Haslam’s plan creates a new program ripe for fraud and misuse, which will ultimately mean stealing precious taxpayer resources away from the truly needy.
Costs Will Soar Under The Volunteer Plan
Haslam officials aren’t yet sure how much the Volunteer Plan, or the entire Insure Tennessee plan, will cost taxpayers. They originally estimated that just 160,000 to 190,000 of the nearly 575,000 uninsured and privately insured adults earning less than 138 percent of the federal poverty level would ultimately enroll in the Medicaid expansion. Those numbers, are unrealistic to begin with, and will surely have to be revised upwards. (Even the Tennessee Hospital Association admits the plan would extend eligibility to 400,000 able-bodied adults.)
The Volunteer Plan alone may attract between 125,000 to 150,000 able-bodied adults who already receive private insurance through their employers. Using the state’s ownestimates for the per capita cost of new enrollees, taxpayers could be looking at forking over an extra $824 million to $989 million to fund these vouchers solely for individuals who are already insured.
That doesn’t even count the added costs of covering the remaining 425,000 to 450,000 adults who would also become eligible under Haslam’s Obamacare expansion.
Who Will Pay For It?
Gov. Haslam has devised a questionable provider tax scheme to help cover the state’s share of Obamacare expansion costs. Even if that tax scheme survives – and there are serious doubts that it will – taxpayers will ultimately pay the price of expansion through higher federal taxes and higher medical costs.
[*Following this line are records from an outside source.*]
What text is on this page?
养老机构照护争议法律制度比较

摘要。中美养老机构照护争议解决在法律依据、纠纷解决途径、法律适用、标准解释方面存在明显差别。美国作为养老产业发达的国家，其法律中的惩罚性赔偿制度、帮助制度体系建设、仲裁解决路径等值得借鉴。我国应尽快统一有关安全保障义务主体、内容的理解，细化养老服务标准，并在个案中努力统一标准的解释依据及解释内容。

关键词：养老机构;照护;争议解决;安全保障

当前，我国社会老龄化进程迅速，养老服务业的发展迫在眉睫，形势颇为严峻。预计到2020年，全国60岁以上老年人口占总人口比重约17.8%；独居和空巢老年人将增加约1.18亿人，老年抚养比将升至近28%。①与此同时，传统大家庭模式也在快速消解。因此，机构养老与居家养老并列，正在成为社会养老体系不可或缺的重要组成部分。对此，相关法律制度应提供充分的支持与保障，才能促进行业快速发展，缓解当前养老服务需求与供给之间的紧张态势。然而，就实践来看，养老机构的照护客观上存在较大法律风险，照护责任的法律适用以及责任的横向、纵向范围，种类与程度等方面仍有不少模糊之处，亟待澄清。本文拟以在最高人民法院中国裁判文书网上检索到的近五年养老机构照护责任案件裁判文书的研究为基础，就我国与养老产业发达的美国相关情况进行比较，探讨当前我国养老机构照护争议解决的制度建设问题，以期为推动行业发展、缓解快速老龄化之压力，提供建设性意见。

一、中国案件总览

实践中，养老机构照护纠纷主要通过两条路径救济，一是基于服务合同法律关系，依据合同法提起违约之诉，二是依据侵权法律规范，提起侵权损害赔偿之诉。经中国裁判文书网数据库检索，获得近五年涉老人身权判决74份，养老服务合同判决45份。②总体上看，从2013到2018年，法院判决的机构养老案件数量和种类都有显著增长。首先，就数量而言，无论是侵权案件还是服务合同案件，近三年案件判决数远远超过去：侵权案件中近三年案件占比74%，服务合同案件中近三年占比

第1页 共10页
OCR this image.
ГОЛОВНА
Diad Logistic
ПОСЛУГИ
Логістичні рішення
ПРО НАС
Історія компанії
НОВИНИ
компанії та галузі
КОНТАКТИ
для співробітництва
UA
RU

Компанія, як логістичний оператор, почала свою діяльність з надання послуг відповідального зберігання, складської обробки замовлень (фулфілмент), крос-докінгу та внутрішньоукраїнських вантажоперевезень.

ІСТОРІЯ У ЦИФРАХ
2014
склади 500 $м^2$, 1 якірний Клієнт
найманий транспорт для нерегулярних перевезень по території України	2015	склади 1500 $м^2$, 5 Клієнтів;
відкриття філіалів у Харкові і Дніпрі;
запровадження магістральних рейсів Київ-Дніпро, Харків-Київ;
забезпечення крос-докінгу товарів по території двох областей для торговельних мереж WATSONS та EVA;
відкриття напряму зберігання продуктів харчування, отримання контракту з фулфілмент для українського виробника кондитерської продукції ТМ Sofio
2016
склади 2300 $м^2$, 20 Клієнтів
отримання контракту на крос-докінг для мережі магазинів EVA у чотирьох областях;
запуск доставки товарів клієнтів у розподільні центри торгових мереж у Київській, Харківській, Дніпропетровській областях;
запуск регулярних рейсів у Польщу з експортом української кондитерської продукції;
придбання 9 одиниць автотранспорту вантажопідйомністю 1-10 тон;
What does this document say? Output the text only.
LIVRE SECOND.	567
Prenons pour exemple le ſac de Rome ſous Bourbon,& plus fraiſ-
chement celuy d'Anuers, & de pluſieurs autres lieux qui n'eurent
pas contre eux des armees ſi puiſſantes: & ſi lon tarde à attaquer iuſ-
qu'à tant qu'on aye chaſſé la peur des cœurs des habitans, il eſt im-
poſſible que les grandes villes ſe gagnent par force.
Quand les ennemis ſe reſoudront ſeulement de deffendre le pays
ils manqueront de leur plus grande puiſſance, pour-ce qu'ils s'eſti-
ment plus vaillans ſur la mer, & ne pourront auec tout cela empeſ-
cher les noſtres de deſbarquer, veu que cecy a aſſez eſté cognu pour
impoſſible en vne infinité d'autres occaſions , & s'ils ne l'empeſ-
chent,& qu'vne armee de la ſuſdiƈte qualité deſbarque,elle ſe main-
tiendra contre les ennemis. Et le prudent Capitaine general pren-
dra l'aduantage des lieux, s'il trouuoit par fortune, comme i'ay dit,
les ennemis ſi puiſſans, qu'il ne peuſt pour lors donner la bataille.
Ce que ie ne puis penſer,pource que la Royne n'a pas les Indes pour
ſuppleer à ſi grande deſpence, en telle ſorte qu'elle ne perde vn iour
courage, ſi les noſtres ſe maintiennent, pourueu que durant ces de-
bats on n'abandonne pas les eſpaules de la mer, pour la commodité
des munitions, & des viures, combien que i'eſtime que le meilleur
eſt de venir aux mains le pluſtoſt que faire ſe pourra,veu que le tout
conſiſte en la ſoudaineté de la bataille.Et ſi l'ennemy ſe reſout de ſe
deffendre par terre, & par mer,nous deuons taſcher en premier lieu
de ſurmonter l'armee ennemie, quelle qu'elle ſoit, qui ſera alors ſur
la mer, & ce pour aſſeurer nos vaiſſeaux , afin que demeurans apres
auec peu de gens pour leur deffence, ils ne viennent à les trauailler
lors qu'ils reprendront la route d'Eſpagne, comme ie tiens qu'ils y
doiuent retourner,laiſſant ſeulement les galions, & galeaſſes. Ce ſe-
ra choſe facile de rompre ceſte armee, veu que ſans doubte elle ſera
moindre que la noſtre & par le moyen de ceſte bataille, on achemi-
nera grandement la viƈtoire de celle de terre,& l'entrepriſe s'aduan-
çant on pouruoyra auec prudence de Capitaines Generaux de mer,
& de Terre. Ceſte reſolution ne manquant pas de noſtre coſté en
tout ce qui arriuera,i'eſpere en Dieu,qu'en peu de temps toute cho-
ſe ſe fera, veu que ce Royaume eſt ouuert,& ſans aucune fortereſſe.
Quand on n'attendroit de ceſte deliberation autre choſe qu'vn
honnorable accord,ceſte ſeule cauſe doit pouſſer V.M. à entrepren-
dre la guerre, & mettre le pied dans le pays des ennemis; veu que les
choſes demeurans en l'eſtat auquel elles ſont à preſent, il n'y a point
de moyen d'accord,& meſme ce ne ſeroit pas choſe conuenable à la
But the truly needy will also pay a serious price as well. Every tax dollar spent providing welfare to able-bodied adults who already have private insurance is a dollar diverted from the most vulnerable who already rely on the Medicaid program. Haslam officials have already hinted that the Medicaid expansion could siphon away money from the existing program.
When the bill for Gov. Haslam’s “Insure Tennessee” Obamacare expansion comes due, voters should be asking who will be put on the chopping block first?
Thanks to Haslam’s plan to send cash to privately insured able-bodied adults, this could be one of the most expensive Obamacare expansions yet. Taxpayers everywhere are counting on Tennessee lawmakers to make the sensible decision now to avoid painful decisions in the future.